On-premises Infrastructure.
Cloud Infrastructure.
Cloud with on-premises infrastructure.
Now that the infrastructure is ready servers can be deployed to the public facing EC2 instances and applications can be installed to enable customers to take orders from there. Remember the people who were making fake phone calls to order pizzas and not showing up? Using the app to make orders can be a solution to that problem, as authentication with a payment option may be required.
We can now enable monitoring by using CloudTrail to audit all the API calls made within the infrastructure as well as use CloudWatch Logs metrics to monitor and troubleshoot our system and applications. We can use Systems Manager (SSM) to automate operational tasks like patching and maintain security, compliance as well as detect policy violations.
If Kaseo Restaurants Ltd continues to grow with a massive customer base, we may want to process orders to our loyal customers first. This can easily be accomplished by using two AWS SQS queues. Requests from customers with a certain number of orders in their accounts (eg more than 4 orders a week) can be channeled to a high-priority queue whilst the rest are channeled to a low priority queue.
We now have a system that adheres to the five pillars of AWS Well-Architected Framework. Let's go through them and see what we have achieved so far.

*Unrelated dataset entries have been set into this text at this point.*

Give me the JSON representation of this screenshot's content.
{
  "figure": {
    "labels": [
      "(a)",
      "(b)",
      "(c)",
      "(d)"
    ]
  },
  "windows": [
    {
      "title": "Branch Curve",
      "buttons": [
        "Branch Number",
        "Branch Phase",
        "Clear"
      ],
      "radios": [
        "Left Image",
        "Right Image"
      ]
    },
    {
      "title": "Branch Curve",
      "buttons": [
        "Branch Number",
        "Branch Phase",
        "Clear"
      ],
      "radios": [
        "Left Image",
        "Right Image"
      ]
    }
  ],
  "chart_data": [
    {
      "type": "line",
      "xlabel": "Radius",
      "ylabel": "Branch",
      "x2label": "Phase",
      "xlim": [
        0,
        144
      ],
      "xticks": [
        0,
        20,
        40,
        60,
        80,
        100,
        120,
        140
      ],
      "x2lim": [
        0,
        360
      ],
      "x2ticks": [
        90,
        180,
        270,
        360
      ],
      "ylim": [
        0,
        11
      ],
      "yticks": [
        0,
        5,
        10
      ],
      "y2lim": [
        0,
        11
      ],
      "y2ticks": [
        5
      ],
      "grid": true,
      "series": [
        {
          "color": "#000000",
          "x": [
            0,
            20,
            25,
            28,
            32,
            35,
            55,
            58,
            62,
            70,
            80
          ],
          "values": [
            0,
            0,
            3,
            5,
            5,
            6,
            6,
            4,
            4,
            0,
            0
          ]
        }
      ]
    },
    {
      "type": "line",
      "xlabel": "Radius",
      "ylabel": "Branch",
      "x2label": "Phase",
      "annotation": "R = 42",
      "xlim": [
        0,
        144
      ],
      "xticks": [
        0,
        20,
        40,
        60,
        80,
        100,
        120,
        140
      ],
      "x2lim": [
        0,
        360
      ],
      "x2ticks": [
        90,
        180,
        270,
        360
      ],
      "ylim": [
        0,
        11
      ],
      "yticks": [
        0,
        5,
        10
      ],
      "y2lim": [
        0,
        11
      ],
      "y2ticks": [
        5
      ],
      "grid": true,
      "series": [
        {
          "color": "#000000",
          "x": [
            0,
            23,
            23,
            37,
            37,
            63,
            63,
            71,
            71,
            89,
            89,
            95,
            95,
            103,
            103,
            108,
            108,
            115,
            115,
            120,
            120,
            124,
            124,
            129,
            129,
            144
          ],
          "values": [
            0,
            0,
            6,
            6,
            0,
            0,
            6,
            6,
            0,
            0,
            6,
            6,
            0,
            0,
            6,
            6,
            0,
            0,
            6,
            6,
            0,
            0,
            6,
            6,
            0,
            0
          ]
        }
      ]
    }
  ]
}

We have a distributed system which can run workloads effectively, gain insights into operations and most important, we can get guidelines from operational failures. One area can be optimised without affecting other areas, eg an Apache server on an EC2 instance can be down for maintenance whilst an Nginx server is still operating. Customers can be encouraged to give feedback via the app about the service or extra services they may need with a reward of a weekly draw of a free pizza. This insights are vital in measuring desired business outcomes.
The ability to protect customer data like PCI compliance, securing systems and assets are vital in design. Integrating services like CloudTrail for traceability, keeping unwanted people away from data by applying security at all layers like in our case the use of security groups, NACLs and NAT gateway etc cannot be emphasized enough.
We have a system which can perform it's functions correctly and consistently even incase of a disaster. That's why I brought in horizontal scaling with the use of an Autoscaling group and enabled a multi-AZ database deployment for disastor recovery. If one EC2 instance for some reason is down, Autoscaling will automatically spin up a new instance after the ALB health checks fail.
The need to use computing resources efficiently without wastage is what makes cloud computing important because of it's pay-as-you-go (PAYG) model. On-premises, Kaseo could scale vertically by buying new hardware eg 2 TB SSD drives, 16 Gb ram, etc but will all that capacity be used? Yes they may have very fast computers but they may be utilising only 30 % of it's capabilities. Going serverless like using Lambda and other serverless services like AWS Athena for analytics can not only save money but also provide a system that is performance efficient.
Optimising costs can be achieved in a variety of ways. Since Kaseo Restaurants Ltd will be available for a long time, they can opt to go for capacity reservation of reserved instances which have a significant discount of up to 72 % if reserved for a long period of time. They can anticipate during peak loads to book a block of spot EC2 instances which are super cheap or even go serverless by using API gateway and Lambda.
After collecting a considerable amount of data via the ALB Logs, customer insights, etc only then they can make further decisions on the trade-offs to consider and tweak further their cloud financial management.